If someone doesn't engage them like they're rational folks before they are pulled down the spectrum of radicalization, they will kill people. And that's how important these conversations can be.

Lisa Bennatan:

Do you have hope that things will get better?

Theo Wilson:

Yeah, I have hope in the fact that human beings are relatively cyclical. If we endure peace for too long, sometimes something must be won in drama.

But also, if we end up engaged in too much violence, rhetoric of division and conflict, we also tend to get hungry for a peacemaker. And the peacemakers may have been saying the same things during the time of peace, but the fact is the hunger gets greater, the hotter it gets.

So that's where my hope is. It's just, I wish we could find a way culturally off of the cycle of boom and bust when it came to peace and war.

Lisa Bennatan:

You might not have the answer to this, but do you think that Americans are mostly divided or alternatively, that social media and maybe the media are just giving those voices a bigger megaphone and really Americans might be less extreme, but just those voices don't get heard as much?

Theo Wilson:

Americans are certainly less extreme than the mainstream would have us to believe. And the reason why you know that is because media profits from fear.

Fear drives the news cycle.

When you really drill down and take surveys of people, whether it be Gallup polls or what have you, we tend to meet in the middle on a lot of things.
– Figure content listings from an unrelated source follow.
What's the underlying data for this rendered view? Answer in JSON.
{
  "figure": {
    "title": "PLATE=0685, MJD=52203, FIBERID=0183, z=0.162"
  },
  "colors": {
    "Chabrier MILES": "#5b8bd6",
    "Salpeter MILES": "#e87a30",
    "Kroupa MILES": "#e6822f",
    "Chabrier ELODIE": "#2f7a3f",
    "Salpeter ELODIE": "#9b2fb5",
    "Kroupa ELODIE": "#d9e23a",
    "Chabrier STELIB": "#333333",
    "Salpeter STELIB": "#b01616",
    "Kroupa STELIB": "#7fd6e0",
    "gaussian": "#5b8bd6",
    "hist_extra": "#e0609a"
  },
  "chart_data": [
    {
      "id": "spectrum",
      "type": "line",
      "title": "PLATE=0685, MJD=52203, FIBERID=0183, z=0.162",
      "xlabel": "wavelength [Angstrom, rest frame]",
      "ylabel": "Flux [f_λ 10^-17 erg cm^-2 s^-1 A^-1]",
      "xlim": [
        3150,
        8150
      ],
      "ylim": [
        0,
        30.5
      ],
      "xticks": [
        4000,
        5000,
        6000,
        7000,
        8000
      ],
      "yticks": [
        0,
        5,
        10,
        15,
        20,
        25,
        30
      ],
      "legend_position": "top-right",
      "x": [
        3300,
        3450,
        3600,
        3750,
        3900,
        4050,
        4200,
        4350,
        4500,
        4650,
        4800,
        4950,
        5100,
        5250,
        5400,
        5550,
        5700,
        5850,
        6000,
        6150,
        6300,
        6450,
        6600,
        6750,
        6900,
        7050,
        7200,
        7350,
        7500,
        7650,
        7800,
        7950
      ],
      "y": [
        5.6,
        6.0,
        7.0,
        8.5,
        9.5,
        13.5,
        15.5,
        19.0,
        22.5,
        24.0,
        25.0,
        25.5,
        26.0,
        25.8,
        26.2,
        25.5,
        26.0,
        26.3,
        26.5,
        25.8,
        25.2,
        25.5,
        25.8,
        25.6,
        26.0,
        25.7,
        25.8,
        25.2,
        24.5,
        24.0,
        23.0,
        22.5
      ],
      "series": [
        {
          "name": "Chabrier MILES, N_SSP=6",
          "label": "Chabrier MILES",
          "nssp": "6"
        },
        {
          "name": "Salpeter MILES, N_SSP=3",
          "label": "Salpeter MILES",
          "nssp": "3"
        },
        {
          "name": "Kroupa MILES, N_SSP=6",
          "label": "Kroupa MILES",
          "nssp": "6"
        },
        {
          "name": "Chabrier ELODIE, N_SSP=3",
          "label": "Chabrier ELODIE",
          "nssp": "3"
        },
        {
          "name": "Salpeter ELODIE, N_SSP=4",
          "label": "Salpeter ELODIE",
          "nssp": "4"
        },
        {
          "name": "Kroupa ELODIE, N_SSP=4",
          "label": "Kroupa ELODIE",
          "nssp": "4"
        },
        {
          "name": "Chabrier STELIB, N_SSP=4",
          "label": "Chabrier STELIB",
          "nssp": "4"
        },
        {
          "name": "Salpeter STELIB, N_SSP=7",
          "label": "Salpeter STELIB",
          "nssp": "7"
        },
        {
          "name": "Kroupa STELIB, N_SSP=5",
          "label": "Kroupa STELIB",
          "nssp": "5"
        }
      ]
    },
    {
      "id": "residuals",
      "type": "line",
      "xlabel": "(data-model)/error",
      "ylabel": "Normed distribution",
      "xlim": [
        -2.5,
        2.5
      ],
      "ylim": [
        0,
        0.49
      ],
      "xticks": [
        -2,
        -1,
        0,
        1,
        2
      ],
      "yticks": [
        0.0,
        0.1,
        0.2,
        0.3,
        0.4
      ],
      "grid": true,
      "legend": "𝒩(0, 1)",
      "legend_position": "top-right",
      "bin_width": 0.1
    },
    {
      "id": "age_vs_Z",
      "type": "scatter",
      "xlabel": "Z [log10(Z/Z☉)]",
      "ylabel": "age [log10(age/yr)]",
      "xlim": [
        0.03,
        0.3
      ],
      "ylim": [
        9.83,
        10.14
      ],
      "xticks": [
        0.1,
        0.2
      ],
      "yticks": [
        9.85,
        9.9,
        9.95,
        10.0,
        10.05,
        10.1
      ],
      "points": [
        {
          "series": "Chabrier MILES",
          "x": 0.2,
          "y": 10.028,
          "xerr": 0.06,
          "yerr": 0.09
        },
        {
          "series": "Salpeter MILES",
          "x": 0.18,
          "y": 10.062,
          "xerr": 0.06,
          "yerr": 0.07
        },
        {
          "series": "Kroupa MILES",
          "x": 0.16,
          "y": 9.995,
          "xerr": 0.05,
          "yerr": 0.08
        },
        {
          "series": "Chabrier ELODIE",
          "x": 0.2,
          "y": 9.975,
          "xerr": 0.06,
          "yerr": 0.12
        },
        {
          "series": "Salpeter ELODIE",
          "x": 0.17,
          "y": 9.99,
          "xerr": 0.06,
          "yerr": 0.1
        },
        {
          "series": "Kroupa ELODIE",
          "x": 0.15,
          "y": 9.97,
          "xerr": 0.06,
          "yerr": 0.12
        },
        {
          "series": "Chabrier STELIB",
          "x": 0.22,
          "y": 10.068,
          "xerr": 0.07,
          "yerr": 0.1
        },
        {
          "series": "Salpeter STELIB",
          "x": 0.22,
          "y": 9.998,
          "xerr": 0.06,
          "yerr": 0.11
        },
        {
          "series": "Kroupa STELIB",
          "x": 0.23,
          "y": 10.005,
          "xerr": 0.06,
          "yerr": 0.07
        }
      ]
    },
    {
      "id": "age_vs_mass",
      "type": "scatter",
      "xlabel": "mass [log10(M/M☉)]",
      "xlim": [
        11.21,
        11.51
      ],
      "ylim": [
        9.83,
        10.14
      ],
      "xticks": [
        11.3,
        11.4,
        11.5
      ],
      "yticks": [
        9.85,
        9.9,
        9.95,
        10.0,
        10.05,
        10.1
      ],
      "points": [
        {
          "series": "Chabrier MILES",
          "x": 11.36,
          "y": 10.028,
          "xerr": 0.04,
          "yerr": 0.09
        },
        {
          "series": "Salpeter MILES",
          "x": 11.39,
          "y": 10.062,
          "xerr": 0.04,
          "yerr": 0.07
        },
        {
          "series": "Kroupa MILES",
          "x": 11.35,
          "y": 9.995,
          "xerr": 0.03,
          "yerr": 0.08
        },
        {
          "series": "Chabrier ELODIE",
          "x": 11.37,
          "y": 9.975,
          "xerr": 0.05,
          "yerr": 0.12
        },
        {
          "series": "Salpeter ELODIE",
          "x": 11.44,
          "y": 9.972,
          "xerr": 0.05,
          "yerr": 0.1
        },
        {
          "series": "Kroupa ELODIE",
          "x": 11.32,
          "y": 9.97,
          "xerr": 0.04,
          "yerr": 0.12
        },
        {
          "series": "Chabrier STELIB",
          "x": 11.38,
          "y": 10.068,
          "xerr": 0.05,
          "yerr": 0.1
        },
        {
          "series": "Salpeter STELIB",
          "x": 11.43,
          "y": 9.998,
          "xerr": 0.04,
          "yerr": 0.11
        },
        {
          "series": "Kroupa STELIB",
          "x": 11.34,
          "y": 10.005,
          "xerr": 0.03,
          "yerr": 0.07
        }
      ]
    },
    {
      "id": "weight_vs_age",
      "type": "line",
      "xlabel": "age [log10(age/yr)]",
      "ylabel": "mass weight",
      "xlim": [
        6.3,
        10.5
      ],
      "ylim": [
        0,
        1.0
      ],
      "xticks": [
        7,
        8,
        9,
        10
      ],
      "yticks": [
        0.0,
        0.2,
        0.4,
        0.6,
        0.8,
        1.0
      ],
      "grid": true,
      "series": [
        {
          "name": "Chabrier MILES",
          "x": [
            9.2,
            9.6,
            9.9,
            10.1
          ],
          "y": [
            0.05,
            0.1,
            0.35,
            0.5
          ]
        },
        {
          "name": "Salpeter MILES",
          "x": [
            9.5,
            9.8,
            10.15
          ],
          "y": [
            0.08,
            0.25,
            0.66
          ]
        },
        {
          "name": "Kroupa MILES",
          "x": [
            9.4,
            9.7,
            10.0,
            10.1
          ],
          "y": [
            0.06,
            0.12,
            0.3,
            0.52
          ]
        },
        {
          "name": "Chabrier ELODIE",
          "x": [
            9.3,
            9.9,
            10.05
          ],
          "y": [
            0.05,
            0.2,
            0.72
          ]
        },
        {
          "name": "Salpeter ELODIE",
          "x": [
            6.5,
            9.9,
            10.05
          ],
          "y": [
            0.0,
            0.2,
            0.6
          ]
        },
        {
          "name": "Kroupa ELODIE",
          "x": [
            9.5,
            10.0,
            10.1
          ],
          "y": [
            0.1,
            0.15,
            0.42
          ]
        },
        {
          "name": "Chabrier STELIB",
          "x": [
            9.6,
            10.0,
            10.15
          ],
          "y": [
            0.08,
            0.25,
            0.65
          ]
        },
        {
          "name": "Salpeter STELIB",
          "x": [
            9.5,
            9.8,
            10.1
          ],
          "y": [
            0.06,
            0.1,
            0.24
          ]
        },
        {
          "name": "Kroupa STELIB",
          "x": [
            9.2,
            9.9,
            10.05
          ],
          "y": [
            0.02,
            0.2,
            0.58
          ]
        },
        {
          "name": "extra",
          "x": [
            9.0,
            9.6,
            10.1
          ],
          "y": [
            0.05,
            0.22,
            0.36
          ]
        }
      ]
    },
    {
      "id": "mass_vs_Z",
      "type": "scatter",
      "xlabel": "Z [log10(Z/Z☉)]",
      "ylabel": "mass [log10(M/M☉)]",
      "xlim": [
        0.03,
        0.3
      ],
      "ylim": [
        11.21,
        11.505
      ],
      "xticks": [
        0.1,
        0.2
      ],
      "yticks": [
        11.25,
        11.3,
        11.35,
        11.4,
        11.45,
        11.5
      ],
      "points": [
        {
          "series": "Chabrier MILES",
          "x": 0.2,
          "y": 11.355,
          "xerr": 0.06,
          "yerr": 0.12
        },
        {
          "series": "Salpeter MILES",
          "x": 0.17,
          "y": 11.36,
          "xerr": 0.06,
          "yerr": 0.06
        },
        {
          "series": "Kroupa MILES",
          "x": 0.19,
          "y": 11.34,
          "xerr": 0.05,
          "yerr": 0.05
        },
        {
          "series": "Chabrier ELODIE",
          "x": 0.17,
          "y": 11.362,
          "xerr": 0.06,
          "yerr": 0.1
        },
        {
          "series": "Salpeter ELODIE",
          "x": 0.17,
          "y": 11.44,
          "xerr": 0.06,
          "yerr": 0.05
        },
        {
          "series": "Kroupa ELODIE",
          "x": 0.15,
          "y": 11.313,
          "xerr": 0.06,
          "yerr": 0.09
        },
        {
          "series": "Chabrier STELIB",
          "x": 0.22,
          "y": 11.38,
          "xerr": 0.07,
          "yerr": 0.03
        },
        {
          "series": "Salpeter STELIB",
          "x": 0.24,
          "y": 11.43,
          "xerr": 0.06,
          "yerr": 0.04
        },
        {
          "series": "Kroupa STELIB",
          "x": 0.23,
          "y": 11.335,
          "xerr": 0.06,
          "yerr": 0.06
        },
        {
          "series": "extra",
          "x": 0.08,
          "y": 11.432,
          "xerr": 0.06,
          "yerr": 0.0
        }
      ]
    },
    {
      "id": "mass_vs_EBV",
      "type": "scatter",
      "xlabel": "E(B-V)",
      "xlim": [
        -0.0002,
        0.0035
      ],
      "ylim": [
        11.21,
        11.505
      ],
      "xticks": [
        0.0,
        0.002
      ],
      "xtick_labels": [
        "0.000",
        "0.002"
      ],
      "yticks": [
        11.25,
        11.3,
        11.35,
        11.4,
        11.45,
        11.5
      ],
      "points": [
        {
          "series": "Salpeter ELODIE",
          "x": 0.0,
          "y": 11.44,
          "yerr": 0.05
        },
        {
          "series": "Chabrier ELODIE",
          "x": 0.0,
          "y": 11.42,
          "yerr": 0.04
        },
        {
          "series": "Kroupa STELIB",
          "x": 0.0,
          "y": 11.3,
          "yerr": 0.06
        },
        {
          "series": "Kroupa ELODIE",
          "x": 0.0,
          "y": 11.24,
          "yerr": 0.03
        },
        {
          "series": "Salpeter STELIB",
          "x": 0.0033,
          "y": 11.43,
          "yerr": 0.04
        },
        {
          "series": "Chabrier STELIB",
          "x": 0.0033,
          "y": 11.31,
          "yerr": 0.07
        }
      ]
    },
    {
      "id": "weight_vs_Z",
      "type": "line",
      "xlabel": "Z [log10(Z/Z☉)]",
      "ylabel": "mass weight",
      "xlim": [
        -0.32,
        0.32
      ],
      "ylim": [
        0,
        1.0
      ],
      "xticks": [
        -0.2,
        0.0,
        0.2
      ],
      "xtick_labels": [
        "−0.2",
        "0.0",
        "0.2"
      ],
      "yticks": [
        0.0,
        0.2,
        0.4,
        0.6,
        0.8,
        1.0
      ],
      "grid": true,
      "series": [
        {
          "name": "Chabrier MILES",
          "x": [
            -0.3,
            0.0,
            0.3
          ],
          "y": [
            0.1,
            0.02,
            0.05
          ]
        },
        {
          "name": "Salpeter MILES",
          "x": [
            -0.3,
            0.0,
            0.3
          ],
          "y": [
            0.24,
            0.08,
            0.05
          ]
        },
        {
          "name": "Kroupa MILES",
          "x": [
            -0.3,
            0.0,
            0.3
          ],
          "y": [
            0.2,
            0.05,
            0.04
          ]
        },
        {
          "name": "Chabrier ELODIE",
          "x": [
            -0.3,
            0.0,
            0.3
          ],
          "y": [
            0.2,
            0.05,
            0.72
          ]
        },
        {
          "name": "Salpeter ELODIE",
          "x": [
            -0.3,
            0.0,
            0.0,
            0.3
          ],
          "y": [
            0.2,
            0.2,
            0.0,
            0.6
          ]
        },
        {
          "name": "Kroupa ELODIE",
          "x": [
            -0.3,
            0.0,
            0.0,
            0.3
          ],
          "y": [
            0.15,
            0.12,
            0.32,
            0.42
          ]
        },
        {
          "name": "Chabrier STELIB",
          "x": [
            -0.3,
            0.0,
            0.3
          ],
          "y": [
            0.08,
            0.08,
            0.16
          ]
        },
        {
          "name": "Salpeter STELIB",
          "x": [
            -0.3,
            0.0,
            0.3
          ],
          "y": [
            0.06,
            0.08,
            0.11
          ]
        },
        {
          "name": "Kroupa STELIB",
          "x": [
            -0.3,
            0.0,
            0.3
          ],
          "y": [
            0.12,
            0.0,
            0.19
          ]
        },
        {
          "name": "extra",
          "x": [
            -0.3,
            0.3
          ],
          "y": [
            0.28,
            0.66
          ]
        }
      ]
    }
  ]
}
A friend of mine, Bill Shireman, he has a theory that suggests that there is a middle 70% of us who are rational enough to try to find our way through.

There's extreme 15% on either side. Either the extreme MAGA or the extreme woke who ain't talking to nobody and don't want you to talk to nobody either and since they're so loud the people in the middle 70% think that they don't have a way forward when they do. I think that that's what's pertinent about where we want to be and that is, I guess, a bright spot of hope if you want to take it there.